Debevoise & Plimpton, which was one of the last law firms with a single group of partners, has created a second tier that will primarily pay in salaries rather than equity.
The firm’s partnership voted to create the new tier, the firm said in an email Monday. Debevoise partners will fall into one of two categories moving forward: those who receive shares of the firm’s profits and those paid primarily through a salary.
The “non-equity"—or “salary"—designation allows firms to offer lawyers the title of partner while reserving shares of the firm’s equity for the most profitable attorneys. Despite their salary-based income and 0% ownership share of the firm, non-equity partners often face the same financial burdens as their equity counterparts, such as sharing their firm’s state tax liabilities and having to pay their own Social Security and Medicare taxes.
Firms including Paul Weiss Rifkind & Wharton & Garrison, Cravath Swaine & Moore, Cleary Gottlieb Steen & Hamilton and WilmerHale have already moved to add two tiers of partners in recent years by recruiting and promoting lawyers into their so-called non-equity partner ranks.
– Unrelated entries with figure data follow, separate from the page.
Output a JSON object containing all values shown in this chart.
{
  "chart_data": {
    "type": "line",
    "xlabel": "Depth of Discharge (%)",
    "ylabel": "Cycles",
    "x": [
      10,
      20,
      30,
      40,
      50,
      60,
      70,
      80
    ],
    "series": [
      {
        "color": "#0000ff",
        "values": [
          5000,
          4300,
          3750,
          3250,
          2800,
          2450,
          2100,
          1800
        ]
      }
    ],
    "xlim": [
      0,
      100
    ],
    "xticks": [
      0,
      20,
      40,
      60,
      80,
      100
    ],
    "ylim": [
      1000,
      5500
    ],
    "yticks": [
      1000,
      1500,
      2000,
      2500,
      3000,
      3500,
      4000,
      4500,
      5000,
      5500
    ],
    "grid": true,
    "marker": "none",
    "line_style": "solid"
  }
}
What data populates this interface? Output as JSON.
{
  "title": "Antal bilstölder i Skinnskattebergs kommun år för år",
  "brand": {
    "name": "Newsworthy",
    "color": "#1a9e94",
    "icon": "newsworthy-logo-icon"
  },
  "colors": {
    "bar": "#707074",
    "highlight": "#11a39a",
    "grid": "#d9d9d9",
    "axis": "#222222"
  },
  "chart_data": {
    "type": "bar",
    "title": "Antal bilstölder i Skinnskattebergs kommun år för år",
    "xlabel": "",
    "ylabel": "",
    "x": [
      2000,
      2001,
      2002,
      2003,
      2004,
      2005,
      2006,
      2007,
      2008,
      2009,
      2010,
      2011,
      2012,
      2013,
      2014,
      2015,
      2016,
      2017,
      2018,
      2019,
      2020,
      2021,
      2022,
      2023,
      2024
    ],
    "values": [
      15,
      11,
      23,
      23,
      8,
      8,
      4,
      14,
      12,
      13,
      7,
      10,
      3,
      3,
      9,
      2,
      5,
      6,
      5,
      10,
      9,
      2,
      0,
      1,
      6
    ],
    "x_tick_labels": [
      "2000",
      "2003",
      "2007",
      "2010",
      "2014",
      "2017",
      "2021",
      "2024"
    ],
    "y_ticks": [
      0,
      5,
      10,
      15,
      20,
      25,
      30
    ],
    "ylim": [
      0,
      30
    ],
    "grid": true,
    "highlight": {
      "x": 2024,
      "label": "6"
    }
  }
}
The number of non-equity partners in the Am Law 200 nearly overtook the number of equity partners last year, according to data by the American Lawyer. The nearly 50-50 ratio has non-equity partners amounting to 30,709 of the 62,103 partners reported in 2024.
A small contingent of firms in the Am Law 100 have held out without a non-equity tier, including Jones Day, Ropes & Gray and Skadden, Arps, Slate, Meagher & Flom—though partners at Skadden are considering adding one, Bloomberg Law previously reported.
Representatives of Debevoise didn’t immediately return requests for further comment. The American Lawyer earlier reported the Debevoise change.